Für meinen Artikel Bilder wie vom Foto-Profi – aus der Handy-Kamera, in dem es um die RAW-Fotografie mit dem iPhone und Android-Telefonen geht – habe ich die Kamera-App Manual getestet.
Es gibt sie für 4 Franken fürs iPhone. Für Android existiert sie leider nicht; am ähnlichsten kommt ihr Manual Camera. Die App tut genau das, was sie verspricht: Sie erlaubt dem Fotografen, die Parameter so zu wählen, wie er es möchte: Man stellt ISO-Zahl, Belichtungszeit und Weissabgleich so ein, wie man das gerne hätte. Im Livebild sieht man sogleich, wie das Bild belichtet wird. Und wenn man will, kann man über ein virtuelles Drehrad auch manuell fokussieren. Eine Ausschnittvergrösserung hilft, den Fokuspunkt präzise zu setzen. Ich als ehemaliger Analogfotograf hätte mir natürlich einen Schnittbildindikator gewünscht. Aber man kann nicht alles haben.
Und die Blende? Sie ist nun einmal fix
Bleibt die Frage: Und die Blende? Die kann man nicht verstellen, was daran liegt, dass das iPhone und die anderen Smartphones eine fixe Blende haben.
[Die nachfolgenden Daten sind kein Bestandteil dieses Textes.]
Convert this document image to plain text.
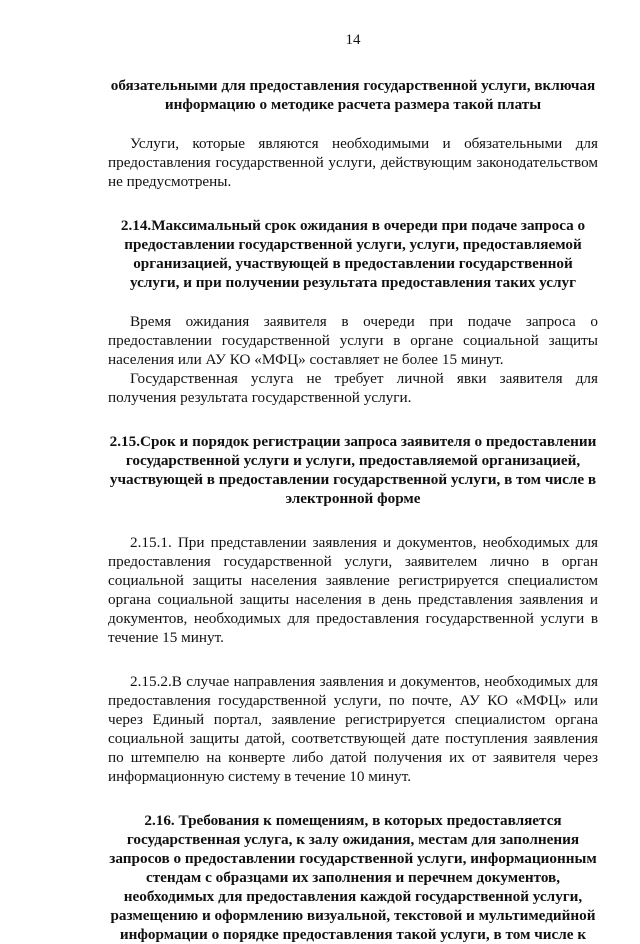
14

обязательными для предоставления государственной услуги, включая информацию о методике расчета размера такой платы

Услуги, которые являются необходимыми и обязательными для предоставления государственной услуги, действующим законодательством не предусмотрены.

2.14.Максимальный срок ожидания в очереди при подаче запроса о предоставлении государственной услуги, услуги, предоставляемой организацией, участвующей в предоставлении государственной услуги, и при получении результата предоставления таких услуг

Время ожидания заявителя в очереди при подаче запроса о предоставлении государственной услуги в органе социальной защиты населения или АУ КО «МФЦ» составляет не более 15 минут.

Государственная услуга не требует личной явки заявителя для получения результата государственной услуги.

2.15.Срок и порядок регистрации запроса заявителя о предоставлении государственной услуги и услуги, предоставляемой организацией, участвующей в предоставлении государственной услуги, в том числе в электронной форме

2.15.1. При представлении заявления и документов, необходимых для предоставления государственной услуги, заявителем лично в орган социальной защиты населения заявление регистрируется специалистом органа социальной защиты населения в день представления заявления и документов, необходимых для предоставления государственной услуги в течение 15 минут.

2.15.2.В случае направления заявления и документов, необходимых для предоставления государственной услуги, по почте, АУ КО «МФЦ» или через Единый портал, заявление регистрируется специалистом органа социальной защиты датой, соответствующей дате поступления заявления по штемпелю на конверте либо датой получения их от заявителя через информационную систему в течение 10 минут.

2.16. Требования к помещениям, в которых предоставляется государственная услуга, к залу ожидания, местам для заполнения запросов о предоставлении государственной услуги, информационным стендам с образцами их заполнения и перечнем документов, необходимых для предоставления каждой государственной услуги, размещению и оформлению визуальной, текстовой и мультимедийной информации о порядке предоставления такой услуги, в том числе к
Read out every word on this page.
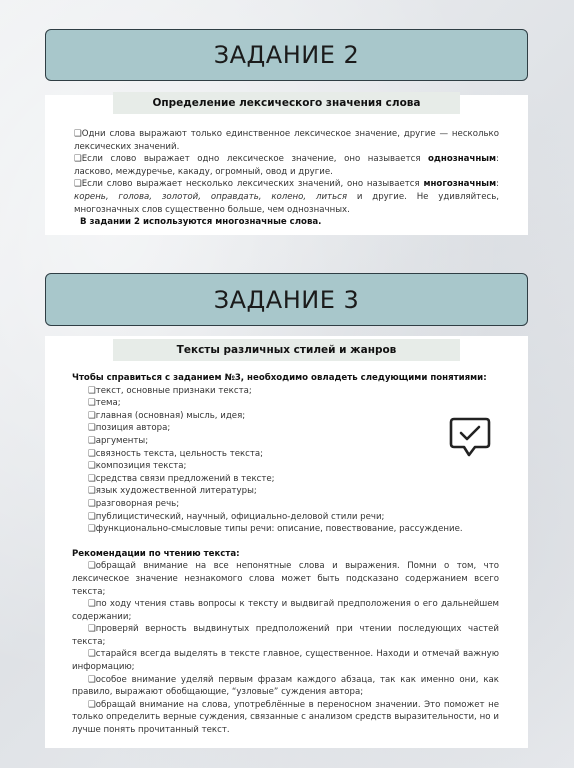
ЗАДАНИЕ 2
❑Одни слова выражают только единственное лексическое значение, другие — несколько лексических значений.
❑Если слово выражает одно лексическое значение, оно называется однозначным: ласково, междуречье, какаду, огромный, овод и другие.
❑Если слово выражает несколько лексических значений, оно называется многозначным: корень, голова, золотой, оправдать, колено, литься и другие. Не удивляйтесь, многозначных слов существенно больше, чем однозначных.
В задании 2 используются многозначные слова.
Определение лексического значения слова
ЗАДАНИЕ 3
Чтобы справиться с заданием №3, необходимо овладеть следующими понятиями:
❑текст, основные признаки текста;
❑тема;
❑главная (основная) мысль, идея;
❑позиция автора;
❑аргументы;
❑связность текста, цельность текста;
❑композиция текста;
❑средства связи предложений в тексте;
❑язык художественной литературы;
❑разговорная речь;
❑публицистический, научный, официально-деловой стили речи;
❑функционально-смысловые типы речи: описание, повествование, рассуждение.
Рекомендации по чтению текста:
❑обращай внимание на все непонятные слова и выражения. Помни о том, что лексическое значение незнакомого слова может быть подсказано содержанием всего текста;
❑по ходу чтения ставь вопросы к тексту и выдвигай предположения о его дальнейшем содержании;
❑проверяй верность выдвинутых предположений при чтении последующих частей текста;
❑старайся всегда выделять в тексте главное, существенное. Находи и отмечай важную информацию;
❑особое внимание уделяй первым фразам каждого абзаца, так как именно они, как правило, выражают обобщающие, “узловые” суждения автора;
❑обращай внимание на слова, употреблённые в переносном значении. Это поможет не только определить верные суждения, связанные с анализом средств выразительности, но и лучше понять прочитанный текст.
Тексты различных стилей и жанров
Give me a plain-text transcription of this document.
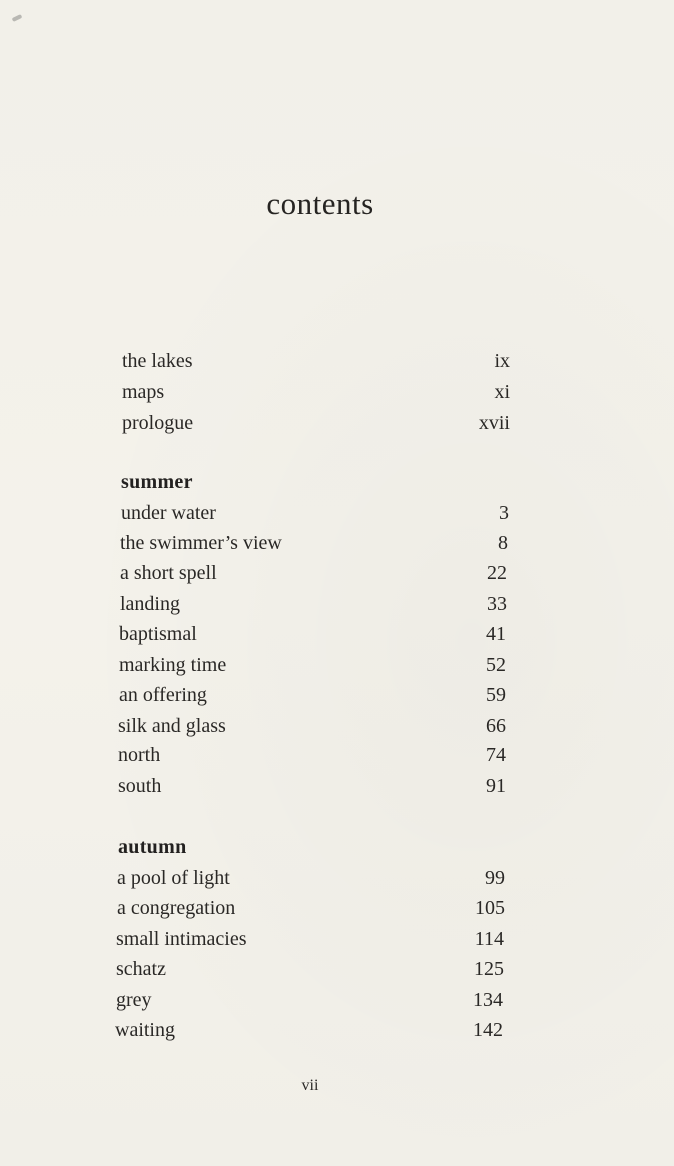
contents
the lakes	ix
maps	xi
prologue	xvii
summer
under water	3
the swimmer’s view	8
a short spell	22
landing	33
baptismal	41
marking time	52
an offering	59
silk and glass	66
north	74
south	91
autumn
a pool of light	99
a congregation	105
small intimacies	114
schatz	125
grey	134
waiting	142
vii
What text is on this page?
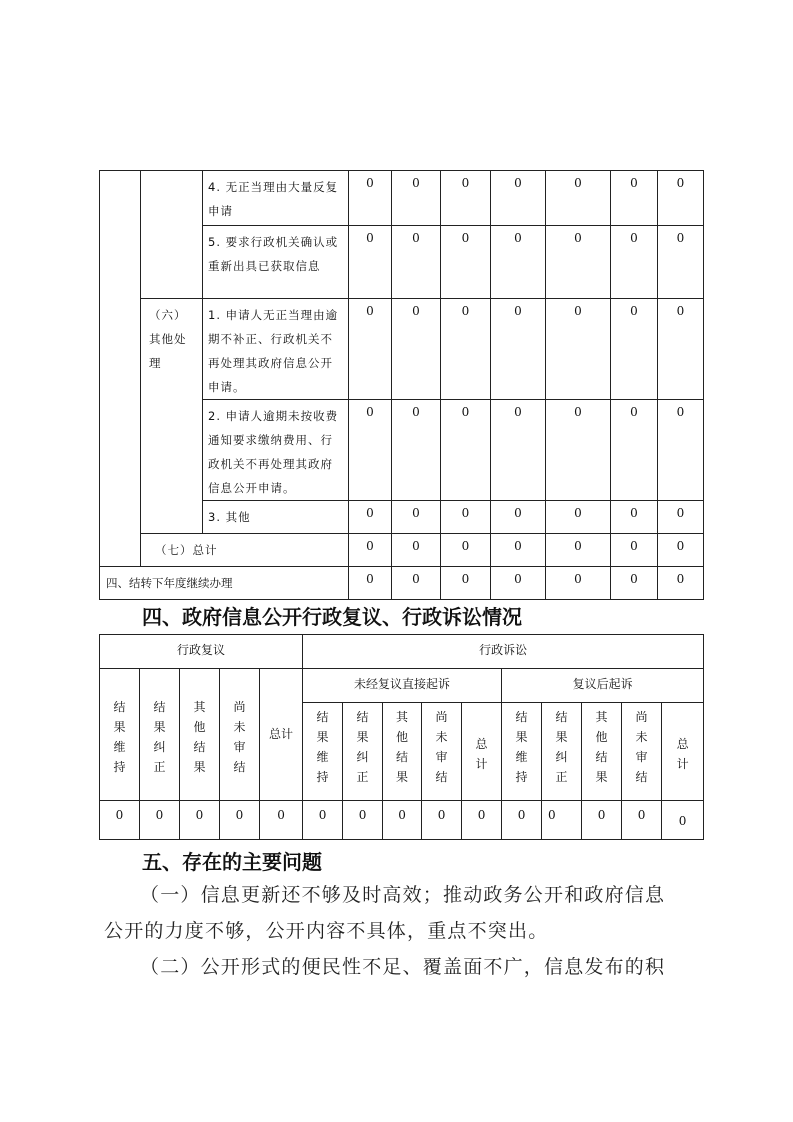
		4. 无正当理由大量反复申请	0	0	0	0	0	0	0
		5. 要求行政机关确认或重新出具已获取信息	0	0	0	0	0	0	0
	（六）其他处理	1. 申请人无正当理由逾期不补正、行政机关不再处理其政府信息公开申请。	0	0	0	0	0	0	0
		2. 申请人逾期未按收费通知要求缴纳费用、行政机关不再处理其政府信息公开申请。	0	0	0	0	0	0	0
		3. 其他	0	0	0	0	0	0	0
	（七）总计		0	0	0	0	0	0	0
四、结转下年度继续办理			0	0	0	0	0	0	0
四、政府信息公开行政复议、行政诉讼情况
行政复议					行政诉讼									
结果维持	结果纠正	其他结果	尚未审结	总计	未经复议直接起诉					复议后起诉				
					结果维持	结果纠正	其他结果	尚未审结	总计	结果维持	结果纠正	其他结果	尚未审结	总计
0	0	0	0	0	0	0	0	0	0	0	0	0	0	0
五、存在的主要问题
（一）信息更新还不够及时高效；推动政务公开和政府信息
公开的力度不够，公开内容不具体，重点不突出。
（二）公开形式的便民性不足、覆盖面不广，信息发布的积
Ich habe versucht herauszufinden, ob es Smartphones mit variabler Blende gibt, bin aber nicht fündig geworden. Man stösst beispielsweise auf das Huawei Honor 6 Plus, das laut diesem Bericht nicht mit Lamellen, sondern mit einem Algorithmus operiert.
In den Einstellungen der App blendet man Kompositionshilfsmittel wie das Gitter (Grid), den künstlichen Horizont (Level) und das Histogramm ein, man steuert das Auslösegeräusch (Sounds) und kann wählen, ob man das Bild nur als JPG oder als DNG (also Raw-Bild) und als JPG speichern will. Apropos Raw: Bei den Recherchen für meinen Tagi-Artikel ist mir aufgefallen, wie sehr die iPhone-Kamera auch bei gutem Licht rauscht. Die oft gelobte Bildqualität von Apples Telefon scheint zum Teil auch das Verdienst der Algorithmen zu sein, die dieses Bildrauschen standardmässig wegrechnen.
Bringt das überhaupt etwas?
Bleibt die Frage: Wie viel bringt der manuelle Modus beim iPhone? IMHO nicht wirklich viel. Das wichtigste Gestaltungswerkzeug ist die Blende. Sie beeinflusst im Zusammenspiel mit Belichtungszeit und Filmempfindlichkeit bzw. Iso-Einstellung die Bildwirkung Schärfentiefe (oder Tiefenschärfe): Was sieht man scharf, welche Bildbereiche verschwinden in der Unschärfe? Mit ihr steuert der Fotograf den Blick des Betrachters. Durch eine geringe Schärfentiefe hebt man das Sujet deutlich hervor. Wenn alles scharf ist, lässt man das Auge freier wandern.
Bei den winzigen Sensoren der Smartphones ist aber eh alles scharf, sodass das Gestaltungsmittel der Schärfentiefe wegfallen würde, selbst wenn eine richtige Blende mit Lamellen vorhanden wäre (siehe dazu: Schärfentiefe – Legende & Wahrheit). Die Alternative ist ein künstlich dazugerechneter Unschärfeeffekt, wie ihn das iPhone 7 Plus mit dem Porträt-Modus beherrscht. Nett, aber natürlich kein Vergleich zu einem echten Schärfeverlauf, der von einem geübten Fotografen gezielt inszeniert wird.
Die Schärfentiefe lässt sich nicht gross beeinflussen
Die Möglichkeiten von Manual beschränken sich somit auf die Steuerung der Belichtungszeit, die vor allem bei bewegten Motiven einen Unterschied macht. Als Fotograf entscheidet man, wie viel Bewegungsunschärfe man im Bild haben möchte. Man kann gezielte Über- oder Unterbelichtungen einsetzen. Und es ist auch nicht verkehrt, den Weissabgleich schon vor der Aufnahme festzulegen.